Anders beim Einsatz einer induktiven Höranlage: Das Gesprochene wird direkt über das Mikrofon am Lesepult oder Altar mittels einer Induktionsschleife in das Hörgerät übertragen – Nebengeräusche werden quasi ausgeblendet.
Ein Segen, den viele Hörgeschädigte bestätigen können. Endlich können sie den Gottesdienst in gewohnter Weise mitfeiern. Bisher mußten sie sich sehr konzentrieren und bekamen dennoch kaum etwas mit. Die Betroffenen fühlen sich – mitten unter den anderen Gläubigen – ausgeschlossen. Gerade das Dabeisein und Mitfeiern sei aber das Wichtige. „Sonst könnte man sich den Gottesdienst auch im Fernsehen anschauen“, so die einhellige Meinung. Deshalb sei das induktive Hören ein einfacher Weg, sich in der Gemeinde „dazu-gehörig“ zu fühlen.
Rund 15 Millionen Menschen sind in Deutschland von Schwerhörigkeit betroffen. Dass es in Kirchen induktive Höranlagen – meist für bestimmte Bankreihen – gibt, sei viel zu wenig bekannt, bedauert Enke. Dabei befänden sich rund 90 Prozent aller bislang in Deutschland installierten Höranlagen in katholischen und evangelischen Kirchen. Dennoch gebe es „großen Nachholbedarf“, so der Experte. Denn das Thema Barrierefreiheit von kirchlichen Gebäuden sei ein noch „junges Thema“, da dabei zunächst nur an Rampen gedacht werde.
Gemeinden müssen Aufklärungsarbeit leisten
Vielleicht schrecken Gemeinden auch die Kosten ab. Enke rechnet vor, dass die Installation nach einer mittelgroßen Kirche rund 3000 bis 4000 Euro kostet. Dabei wird ein Kabel – eine so genannte induktive Hörschleife – um die Bankreihen im Boden verlegt, das über einen Verstärker an der Lautsprecheranlage angeschlossen ist. Auf Knopfdruck an ihrem Hörgerät, das vorher beim Hörgeräteakustiker für das induktive Hören freigeschaltet werden muss, können Hörgeschädigte dann wesentlich klarer hören.
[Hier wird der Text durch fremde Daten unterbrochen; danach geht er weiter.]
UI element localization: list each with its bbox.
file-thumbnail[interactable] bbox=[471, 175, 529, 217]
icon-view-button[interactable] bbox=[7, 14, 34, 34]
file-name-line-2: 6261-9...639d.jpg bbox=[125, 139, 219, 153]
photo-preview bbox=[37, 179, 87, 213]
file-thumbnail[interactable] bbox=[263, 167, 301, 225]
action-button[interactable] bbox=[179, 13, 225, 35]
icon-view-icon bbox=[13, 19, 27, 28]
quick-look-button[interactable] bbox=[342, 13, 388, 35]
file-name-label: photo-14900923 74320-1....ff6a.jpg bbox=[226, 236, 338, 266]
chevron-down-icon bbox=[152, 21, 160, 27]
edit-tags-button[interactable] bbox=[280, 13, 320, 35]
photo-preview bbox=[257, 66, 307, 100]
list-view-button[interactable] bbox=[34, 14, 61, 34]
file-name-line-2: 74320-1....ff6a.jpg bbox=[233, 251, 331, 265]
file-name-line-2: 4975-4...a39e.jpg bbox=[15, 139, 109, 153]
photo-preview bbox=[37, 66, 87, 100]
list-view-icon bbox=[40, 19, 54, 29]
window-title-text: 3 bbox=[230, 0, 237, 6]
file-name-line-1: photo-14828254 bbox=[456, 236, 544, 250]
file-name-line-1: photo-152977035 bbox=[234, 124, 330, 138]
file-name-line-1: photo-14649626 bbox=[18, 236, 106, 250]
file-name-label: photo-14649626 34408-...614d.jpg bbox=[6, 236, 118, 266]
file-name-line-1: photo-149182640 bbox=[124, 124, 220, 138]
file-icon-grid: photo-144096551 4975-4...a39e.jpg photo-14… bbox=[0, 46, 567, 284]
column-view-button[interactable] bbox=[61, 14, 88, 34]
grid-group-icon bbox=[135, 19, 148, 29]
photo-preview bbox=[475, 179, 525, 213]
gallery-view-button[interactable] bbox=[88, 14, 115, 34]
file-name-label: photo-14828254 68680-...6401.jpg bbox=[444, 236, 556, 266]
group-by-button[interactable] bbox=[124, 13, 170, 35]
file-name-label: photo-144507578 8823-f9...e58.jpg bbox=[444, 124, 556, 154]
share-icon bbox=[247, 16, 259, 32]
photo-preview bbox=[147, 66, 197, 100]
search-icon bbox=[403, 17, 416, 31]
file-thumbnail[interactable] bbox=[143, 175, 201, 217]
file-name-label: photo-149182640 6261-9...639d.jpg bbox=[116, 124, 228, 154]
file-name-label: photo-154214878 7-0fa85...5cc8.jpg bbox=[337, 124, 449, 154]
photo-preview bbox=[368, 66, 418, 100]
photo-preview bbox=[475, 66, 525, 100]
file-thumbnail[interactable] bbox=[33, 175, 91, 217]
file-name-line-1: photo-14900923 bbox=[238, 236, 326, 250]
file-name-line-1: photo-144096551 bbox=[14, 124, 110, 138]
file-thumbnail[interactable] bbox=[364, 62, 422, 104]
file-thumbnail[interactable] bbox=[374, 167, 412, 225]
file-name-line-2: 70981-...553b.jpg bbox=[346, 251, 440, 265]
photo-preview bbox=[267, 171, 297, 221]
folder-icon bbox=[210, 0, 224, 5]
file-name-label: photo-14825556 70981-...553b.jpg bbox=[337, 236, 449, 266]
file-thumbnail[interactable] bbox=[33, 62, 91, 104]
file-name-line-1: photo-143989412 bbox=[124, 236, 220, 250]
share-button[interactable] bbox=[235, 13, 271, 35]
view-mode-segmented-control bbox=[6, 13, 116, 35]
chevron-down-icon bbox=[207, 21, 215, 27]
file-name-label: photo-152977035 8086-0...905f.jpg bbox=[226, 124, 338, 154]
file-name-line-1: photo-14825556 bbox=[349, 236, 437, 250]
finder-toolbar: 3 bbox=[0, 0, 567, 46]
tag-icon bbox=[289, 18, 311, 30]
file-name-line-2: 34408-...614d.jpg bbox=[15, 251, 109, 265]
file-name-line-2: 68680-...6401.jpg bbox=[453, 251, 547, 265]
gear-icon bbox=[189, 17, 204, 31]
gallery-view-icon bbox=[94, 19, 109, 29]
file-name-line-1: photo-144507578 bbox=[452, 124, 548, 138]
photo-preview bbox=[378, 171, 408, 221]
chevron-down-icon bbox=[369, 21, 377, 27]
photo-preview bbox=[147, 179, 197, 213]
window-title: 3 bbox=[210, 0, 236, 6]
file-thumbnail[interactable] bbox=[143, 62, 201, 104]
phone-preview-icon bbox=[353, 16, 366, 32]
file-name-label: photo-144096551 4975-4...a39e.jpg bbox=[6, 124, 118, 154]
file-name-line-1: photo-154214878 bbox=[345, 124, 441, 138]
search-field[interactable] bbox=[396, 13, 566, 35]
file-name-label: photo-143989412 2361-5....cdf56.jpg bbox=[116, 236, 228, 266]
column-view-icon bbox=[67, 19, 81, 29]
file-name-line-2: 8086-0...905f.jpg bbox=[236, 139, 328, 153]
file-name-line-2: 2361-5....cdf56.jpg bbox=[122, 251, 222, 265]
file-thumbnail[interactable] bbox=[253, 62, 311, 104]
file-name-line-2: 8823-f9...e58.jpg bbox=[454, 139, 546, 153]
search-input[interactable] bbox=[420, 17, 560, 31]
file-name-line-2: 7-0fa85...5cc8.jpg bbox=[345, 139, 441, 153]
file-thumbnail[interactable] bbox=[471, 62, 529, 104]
Inzwischen werden Induktionsanlagen auch in öffentlichen Gebäuden installiert. Das Thema gewinne „zunehmend an Bedeutung“, erklärt Hannes Seidler, Leiter des Referats Barrierefreies Planen und Bauen im Deutschen Schwerhörigenbund. Seit drei Jahren gelte die neue DIN-Norm 60118-4, die auch in Landesbaurecht übernommen worden sei. Bei allen Neubauten von „Kommunikationsräumen“ wie Kinos, Theatern, Vortragsräumen oder Standesämtern werde nun diese Hörunterstützung eingebaut.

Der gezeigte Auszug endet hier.